De acordo com Rios, o Oeste baiano possui estrutura e capacidade produtiva suficientes para se tornar uma unidade federativa autônoma, com potencial de crescimento maior do que o de vários estados já estabelecidos no país. Essa proposta revive discussões antigas, como a criação do chamado Estado do Rio São Francisco, já debatido no Congresso e na Assembleia Legislativa da Bahia.
A defesa da emancipação territorial ocorre em um momento de expansão econômica significativa da região, impulsionada pelo agronegócio. O Oeste baiano abriga importantes polos produtores, destacando-se cidades como Luís Eduardo Magalhães e Barreiras, que são referências nacionais na produção de grãos.
Segundo Itamar Rios, essa base econômica sólida justificaria maior autonomia administrativa e política para o oeste da Bahia, para que os recursos gerados na região possam ser investidos localmente, promovendo o desenvolvimento regional.

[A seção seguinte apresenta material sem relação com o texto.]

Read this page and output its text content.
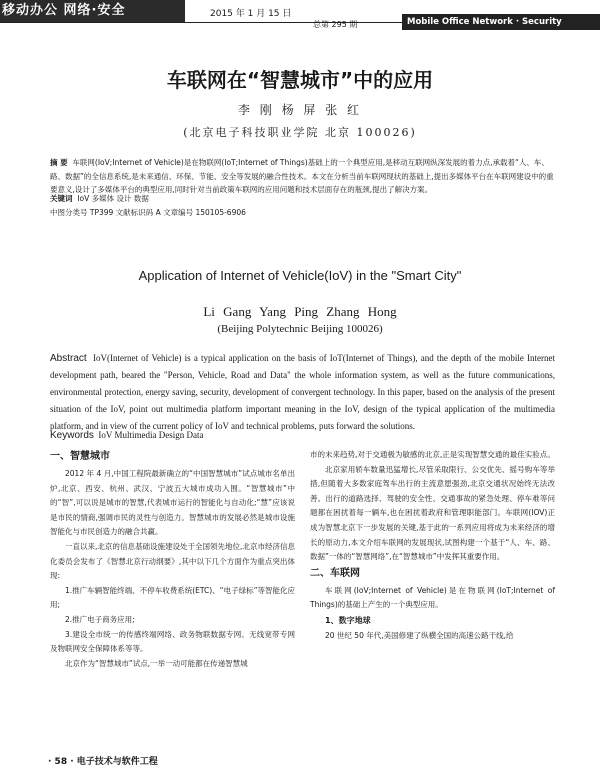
移动办公 网络·安全	2015 年 1 月 15 日
总第 295 期	Mobile Office Network · Security
车联网在“智慧城市”中的应用
李 刚 杨 屏 张 红
(北京电子科技职业学院 北京 100026)
摘 要 车联网(IoV;Internet of Vehicle)是在物联网(IoT;Internet of Things)基础上的一个典型应用,是移动互联网纵深发展的着力点,承载着“人、车、路、数据”的全信息系统,是未来通信、环保、节能、安全等发展的融合性技术。本文在分析当前车联网现状的基础上,提出多媒体平台在车联网建设中的重要意义,设计了多媒体平台的典型应用,同时针对当前政策车联网的应用问题和技术层面存在的瓶颈,提出了解决方案。
关键词 IoV 多媒体 设计 数据
中图分类号 TP399 文献标识码 A 文章编号 150105-6906
Application of Internet of Vehicle(IoV) in the "Smart City"
Li Gang Yang Ping Zhang Hong
(Beijing Polytechnic Beijing 100026)
Abstract IoV(Internet of Vehicle) is a typical application on the basis of IoT(Internet of Things), and the depth of the mobile Internet development path, beared the "Person, Vehicle, Road and Data" the whole information system, as well as the future communications, environmental protection, energy saving, security, development of convergent technology. In this paper, based on the analysis of the present situation of the IoV, point out multimedia platform important meaning in the IoV, design of the typical application of the multimedia platform, and in view of the current policy of IoV and technical problems, puts forward the solutions.
Keywords IoV Multimedia Design Data
一、智慧城市

2012 年 4 月,中国工程院最新确立的“中国智慧城市”试点城市名单出炉,北京、西安、杭州、武汉、宁波五大城市成功入围。“智慧城市”中的“智”,可以说是城市的智慧,代表城市运行的智能化与自动化;“慧”应该说是市民的情商,强调市民的灵性与创造力。智慧城市的发展必然是城市设施智能化与市民创造力的融合共赢。

一直以来,北京的信息基础设施建设处于全国领先地位,北京市经济信息化委员会发布了《智慧北京行动纲要》,其中以下几个方面作为重点突出体现:

1.推广车辆智能终端、不停车收费系统(ETC)、“电子绿标”等智能化应用;

2.推广电子商务应用;

3.建设全市统一的传感终端网络、政务物联数据专网、无线宽带专网及物联网安全保障体系等等。

北京作为“智慧城市”试点,一举一动可能都在传递智慧城

市的未来趋势,对于交通极为敏感的北京,正是实现智慧交通的最佳实验点。

北京家用轿车数量迅猛增长,尽管采取限行、公交优先、摇号购车等举措,但随着大多数家庭驾车出行的主流意愿强劲,北京交通状况始终无法改善。出行的道路选择、驾驶的安全性、交通事故的紧急处理、停车难等问题都在困扰着每一辆车,也在困扰着政府和管理职能部门。车联网(IOV)正成为智慧北京下一步发展的关键,基于此的一系列应用将成为未来经济的增长的原动力,本文介绍车联网的发展现状,试图构建一个基于“人、车、路、数据”一体的“智慧网络”,在“智慧城市”中发挥其重要作用。

二、车联网

车联网(IoV;Internet of Vehicle)是在物联网(IoT;Internet of Things)的基础上产生的一个典型应用。

1、数字地球

20 世纪 50 年代,美国修建了纵横全国的高速公路干线,给

· 58 · 电子技术与软件工程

Durante o vídeo, o ex-prefeito fez um apelo direto aos deputados federais da região para que atuem com mais independência e firmeza na defesa do tema. Ele criticou a falta de avanços em propostas semelhantes ao longo dos anos e ressaltou a importância do protagonismo político do Oeste baiano no cenário nacional.
Além de reavivar o debate sobre a divisão territorial, Itamar Rios também mencionou a possibilidade de concorrer a uma vaga na Câmara dos Deputados em 2026, após convite do deputado Cacá Leão, do Progressistas (PP). Caso confirme a candidatura, a criação do novo estado no Oeste da Bahia será uma das suas principais bandeiras, junto com pautas para o fortalecimento dos municípios da região.
Especialistas lembram que a criação de um novo estado no Brasil é um processo complexo, que envolve a aprovação no Congresso Nacional, a realização de plebiscito entre a população envolvida e estudos técnicos para avaliar a viabilidade econômica e administrativa do projeto.
O debate segue aberto, refletindo a insatisfação regional e as discussões sobre desigualdade territorial, distribuição de recursos e autonomia administrativa. Com o crescimento econômico do Oeste baiano e a repercussão nas redes sociais, a proposta volta a ganhar atenção no cenário político, embora ainda precise superar diversos desafios institucionais para avançar no âmbito legislativo.